オールドタイプのイソベ式製麺機から生み出された自家製麺は麺上げまで70秒の中太平打ち麺。スープの中の姿を見ただけでオリジナリティを感じる麺だ。箸で持ち上げようもしても思い通りにならないほどに滑らかな麺肌がキラキラと輝いている。いざ口に運ぶと想像通りの滑らかな口当たりと、平打ち麺ならではのエッジを感じる口当たりが同時に押し寄せてくる。この感覚は他では味わった事がないので自家製麺へのこだわりが伝わってきた。

具材チャーシューは豚肩ロースの低温調理だが生っぽさを出すのではなく、しっとりとした食感と肉々しさを両立させた仕上がり具合。穏やかな下味にはパンチこそないが、赤身本来の旨みを上手く引き出してあるように思えた。チャーシュー自体には物足りなさもあるが、スープの強い旨味に合わせた仕上がりなのだろう。
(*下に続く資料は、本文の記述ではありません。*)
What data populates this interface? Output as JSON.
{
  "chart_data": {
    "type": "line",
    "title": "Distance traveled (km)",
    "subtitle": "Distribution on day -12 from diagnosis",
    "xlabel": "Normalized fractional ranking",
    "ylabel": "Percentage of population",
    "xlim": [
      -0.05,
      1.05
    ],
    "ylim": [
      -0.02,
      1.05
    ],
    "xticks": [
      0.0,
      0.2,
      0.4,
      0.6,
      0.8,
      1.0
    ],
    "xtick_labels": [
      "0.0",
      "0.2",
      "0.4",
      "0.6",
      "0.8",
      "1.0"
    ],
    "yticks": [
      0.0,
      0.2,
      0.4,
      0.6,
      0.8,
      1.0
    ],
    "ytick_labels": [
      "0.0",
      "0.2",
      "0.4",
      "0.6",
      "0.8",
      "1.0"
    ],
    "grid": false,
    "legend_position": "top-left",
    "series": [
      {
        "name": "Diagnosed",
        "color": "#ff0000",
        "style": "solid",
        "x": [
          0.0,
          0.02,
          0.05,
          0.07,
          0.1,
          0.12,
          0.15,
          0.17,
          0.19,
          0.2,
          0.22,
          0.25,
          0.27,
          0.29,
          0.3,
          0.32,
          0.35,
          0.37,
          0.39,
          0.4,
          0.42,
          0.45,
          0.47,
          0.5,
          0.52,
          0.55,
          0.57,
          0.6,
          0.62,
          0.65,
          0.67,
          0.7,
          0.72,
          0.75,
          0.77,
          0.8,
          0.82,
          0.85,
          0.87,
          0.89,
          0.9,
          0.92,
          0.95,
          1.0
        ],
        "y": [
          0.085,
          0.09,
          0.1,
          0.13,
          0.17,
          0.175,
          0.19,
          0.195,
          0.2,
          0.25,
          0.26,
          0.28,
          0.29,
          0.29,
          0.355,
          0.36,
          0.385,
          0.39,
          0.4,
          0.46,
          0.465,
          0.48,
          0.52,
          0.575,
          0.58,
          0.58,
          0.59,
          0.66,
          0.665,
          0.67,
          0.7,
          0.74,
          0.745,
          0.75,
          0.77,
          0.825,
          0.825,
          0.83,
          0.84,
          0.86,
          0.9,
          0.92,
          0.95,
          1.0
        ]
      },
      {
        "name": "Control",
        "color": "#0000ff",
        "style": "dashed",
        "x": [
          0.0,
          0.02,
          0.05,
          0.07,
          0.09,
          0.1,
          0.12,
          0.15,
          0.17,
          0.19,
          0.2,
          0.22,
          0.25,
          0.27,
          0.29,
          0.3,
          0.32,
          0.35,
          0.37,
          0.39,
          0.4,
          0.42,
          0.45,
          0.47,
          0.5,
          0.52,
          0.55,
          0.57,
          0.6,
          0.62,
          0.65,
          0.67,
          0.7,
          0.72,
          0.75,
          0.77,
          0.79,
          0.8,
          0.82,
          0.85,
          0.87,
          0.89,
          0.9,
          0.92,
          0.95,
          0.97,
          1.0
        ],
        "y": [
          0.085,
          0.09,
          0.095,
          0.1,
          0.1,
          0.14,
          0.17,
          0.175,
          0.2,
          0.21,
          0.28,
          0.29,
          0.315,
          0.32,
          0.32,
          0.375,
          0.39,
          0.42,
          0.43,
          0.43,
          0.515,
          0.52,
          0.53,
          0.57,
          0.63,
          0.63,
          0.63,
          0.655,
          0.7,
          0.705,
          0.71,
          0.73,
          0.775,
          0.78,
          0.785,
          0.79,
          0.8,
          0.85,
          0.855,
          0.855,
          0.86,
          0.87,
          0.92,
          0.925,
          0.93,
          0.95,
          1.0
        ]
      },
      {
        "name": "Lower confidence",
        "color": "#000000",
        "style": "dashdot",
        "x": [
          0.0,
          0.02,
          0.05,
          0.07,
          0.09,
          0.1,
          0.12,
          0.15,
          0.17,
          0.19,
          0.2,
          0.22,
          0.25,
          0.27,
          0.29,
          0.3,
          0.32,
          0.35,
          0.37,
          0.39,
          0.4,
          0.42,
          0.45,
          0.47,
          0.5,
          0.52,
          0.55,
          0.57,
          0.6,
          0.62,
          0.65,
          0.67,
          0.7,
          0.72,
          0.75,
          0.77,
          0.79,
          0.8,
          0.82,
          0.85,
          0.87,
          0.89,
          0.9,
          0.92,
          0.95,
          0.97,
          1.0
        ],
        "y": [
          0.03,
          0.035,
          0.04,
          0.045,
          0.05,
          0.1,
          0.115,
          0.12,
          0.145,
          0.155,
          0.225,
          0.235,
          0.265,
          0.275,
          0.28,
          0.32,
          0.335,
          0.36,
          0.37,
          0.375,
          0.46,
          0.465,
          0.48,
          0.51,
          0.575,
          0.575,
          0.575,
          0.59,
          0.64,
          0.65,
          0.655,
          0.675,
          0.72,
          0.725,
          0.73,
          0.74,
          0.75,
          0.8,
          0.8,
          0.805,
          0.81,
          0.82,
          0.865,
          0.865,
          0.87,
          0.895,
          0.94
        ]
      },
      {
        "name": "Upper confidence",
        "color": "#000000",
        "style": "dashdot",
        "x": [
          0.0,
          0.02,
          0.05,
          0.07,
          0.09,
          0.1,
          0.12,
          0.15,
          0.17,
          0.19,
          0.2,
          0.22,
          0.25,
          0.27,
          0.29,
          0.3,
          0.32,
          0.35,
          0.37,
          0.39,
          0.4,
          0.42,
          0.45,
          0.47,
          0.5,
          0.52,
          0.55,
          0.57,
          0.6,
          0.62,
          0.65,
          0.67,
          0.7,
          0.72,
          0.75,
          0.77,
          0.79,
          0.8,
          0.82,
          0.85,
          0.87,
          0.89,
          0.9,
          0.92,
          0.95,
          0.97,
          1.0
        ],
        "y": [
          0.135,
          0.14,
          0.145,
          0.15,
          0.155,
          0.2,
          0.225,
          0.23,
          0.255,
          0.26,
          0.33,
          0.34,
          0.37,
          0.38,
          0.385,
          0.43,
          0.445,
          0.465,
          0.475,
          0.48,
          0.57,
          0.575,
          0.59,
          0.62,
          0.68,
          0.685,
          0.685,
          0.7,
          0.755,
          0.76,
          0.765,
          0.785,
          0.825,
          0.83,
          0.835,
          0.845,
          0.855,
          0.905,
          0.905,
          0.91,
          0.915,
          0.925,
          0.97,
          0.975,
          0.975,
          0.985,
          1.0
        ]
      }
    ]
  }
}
小さな皮に包まれた大ぶりの海老餡が存在感を見せる海老ワンタンを食べてみる。粗挽きと言うよりは乱切りのニュアンスが近い、大きく叩かれた海老の香りと大胆な食感が弾け飛ぶ。派手な香辛料に頼らずに海老本来の甘みとわずかな塩気だけで仕上げた絶品ワンタンだ。また自家製であろうワンタン皮の薄さが、とろけるような喉ごしを生んで胃袋へと滑り落ちていく。

一方の後で追加された肉ワンタンも大ぶり肉餡が印象的だ。ひとくちでは頰ばれない程のワンタンをかじってみると、シンプルな味付けの海老ワンタンと違って複雑な香辛料を練り込んである。しかし豚ひき肉の旨みを引き出す程度に抑えてあるのでダイレクトに肉の旨みを楽しめた。

追加の味玉は好みとは違った非熟成タイプ。良質の卵の持ち味を大切にした味玉なので熟成した旨みはないが、スープとの相性は良く思えた。

薬味としてのネギ類は入っておらず、青みとしての小松菜が添えてある。シンプルな色彩のスープに彩りを与えて、シャキッとした歯ざわりと優しい苦味もアクセントになっていた。系列店らしさのシンボルでもあるナルトだが、今回も手作り感もなく出生地不明のため口にはしなかった。

中盤からも麺の躍動感に引っ張られて食べ進んできたが、スープの過剰な旨味成分に舌が着いていけなくなってしまったので、麺を平らげたところで箸とレンゲを置いた。

食べ終えて周囲を見ると、人気メニューの山椒入りを食べている方が多く見られた。山椒の痺れる刺激があればスープの旨味も感じづらくなったかもしれないとミスチョイスを悔やんだ。

本日は納得のいかない部分もあったが、ラーメンに対するだけの評価にしたので今回の採点となった。もし総合的な観点で採点したならば、過去最低の評価にもなりそうな店側の判断だったが、ここで思いとどまれた。

席を立ち店を後にする時に店先の行列は更に延びていて、となりの老舗蕎麦屋の行列と競い合うような人気店となっていた。帰りの王子駅までの近道となる公園のベンチに座りながら、次の候補店を見つけ出す一杯となりました。